Aux termes de ses dernières conclusions du 21 octobre 2024, déposées le 12 novembre 2024, soutenues oralement à l’audience par sa représentante, l’URSSAFdemande au tribunal : - de déclarer M. [M] mal fondé en son recours, - de valider le redressement critiqué en son principe et son montant, - de valider la contrainte décernée le 8 février 2023 pour un montant de 65 372 euros, - de condamner M. [M] au paiement de la somme de 65 372 euros, - de dire que les frais de signification de contrainte sont à la charge de M. [M], - de condamner M. [M] aux éventuels dépens.

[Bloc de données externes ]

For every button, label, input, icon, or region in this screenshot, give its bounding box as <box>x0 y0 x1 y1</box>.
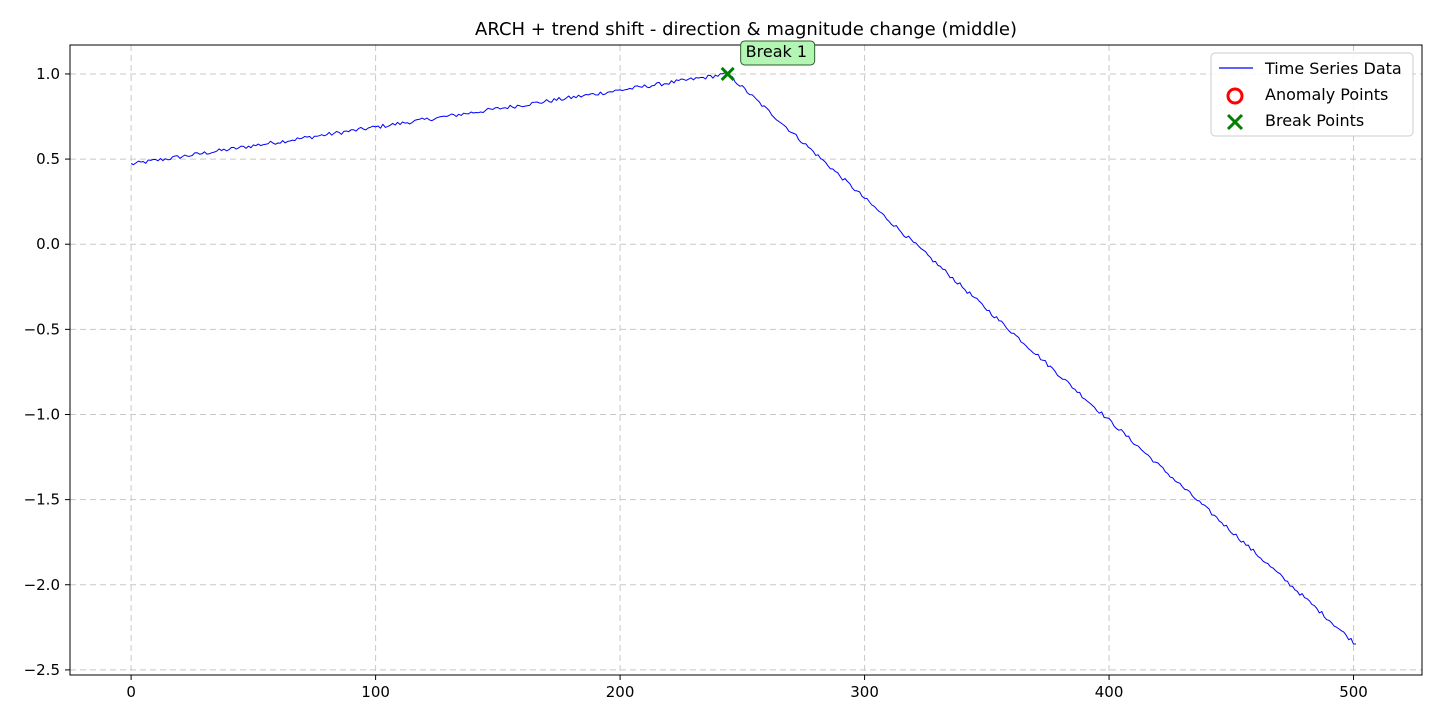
chart-title: ARCH + trend shift - direction & magnitu… <box>475 19 1017 40</box>
plot-area <box>70 45 1422 675</box>
break-annotation-box <box>740 40 816 66</box>
x-tick-label: 100 <box>361 683 390 701</box>
y-tick-label: −2.5 <box>24 661 60 679</box>
legend-label-anomaly: Anomaly Points <box>1265 85 1388 104</box>
x-tick-label: 200 <box>606 683 635 701</box>
y-tick-label: −2.0 <box>24 576 60 594</box>
series-layer <box>130 72 1357 645</box>
x-tick-label: 500 <box>1339 683 1368 701</box>
legend-label-break: Break Points <box>1265 111 1364 130</box>
y-tick-label: 1.0 <box>36 65 60 83</box>
y-tick-label: −0.5 <box>24 320 60 338</box>
legend: Time Series Data Anomaly Points Break Po… <box>1210 52 1414 137</box>
y-axis-ticks: 1.0 0.5 0.0 −0.5 −1.0 −1.5 −2.0 −2.5 <box>24 65 70 679</box>
x-tick-label: 400 <box>1095 683 1124 701</box>
y-tick-label: 0.0 <box>36 235 60 253</box>
legend-box <box>1210 52 1414 137</box>
legend-break-icon <box>1226 113 1244 131</box>
marker-layer <box>720 66 735 82</box>
break-annotation: Break 1 <box>740 40 816 66</box>
legend-label-series: Time Series Data <box>1264 59 1402 78</box>
y-tick-label: −1.5 <box>24 491 60 509</box>
y-tick-label: −1.0 <box>24 405 60 423</box>
legend-anomaly-icon <box>1226 87 1244 105</box>
break-annotation-label: Break 1 <box>746 42 807 61</box>
grid-layer <box>70 45 1422 675</box>
x-tick-label: 300 <box>850 683 879 701</box>
break-marker-stroke <box>720 66 735 82</box>
break-point-marker <box>720 66 735 82</box>
y-tick-label: 0.5 <box>36 150 60 168</box>
x-tick-label: 0 <box>126 683 136 701</box>
x-axis-ticks: 0 100 200 300 400 500 <box>126 675 1368 701</box>
series-line <box>130 72 1357 645</box>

Suivant dernières conclusions du 6 novembre 2024, déposées le 12 novembre 2024, soutenues oralement à l’audience par son conseil, M. [M] demande au tribunal : A titre principal : - de dire qu’en dehors des affirmations de dissimulations d’emplois émanant des inspecteurs de l’URSSAF, aucun élément objectif n’existe dans le dossier pour justifier de la réalité d’emploi dissimulé, la preuve du contraire a été produite et démontrée à suffisance, - de dire et juger qu’il n’est absolument pas démontré ni poursuivi sur un plan pénal la dissimulation de trois emplois salariés sans autre précision, dénoncée par l’URSSAF, A titre subsidiaire : Si le tribunal retenait la qualification de travail dissimulé pour M. [H] : - de dire qua la contrainte querellée ne peut porter que sur l’assiette des cotisations pour M. [H] et sur six mois sans que soit applicable la majoration de 60 %, En conséquence : - de débouter l’URSSAF de l’ensemble de ses demandes, - de dire que l’URSSAF conservera la charge des frais de signification de contrainte, - d’annuler en toutes ses dispositions la contrainte décernée le 8 février à son encontre pour un montant de 65 372 euros.

Il sera renvoyé aux conclusions pour un exposé des moyens développés par les parties au soutien de leurs prétentions.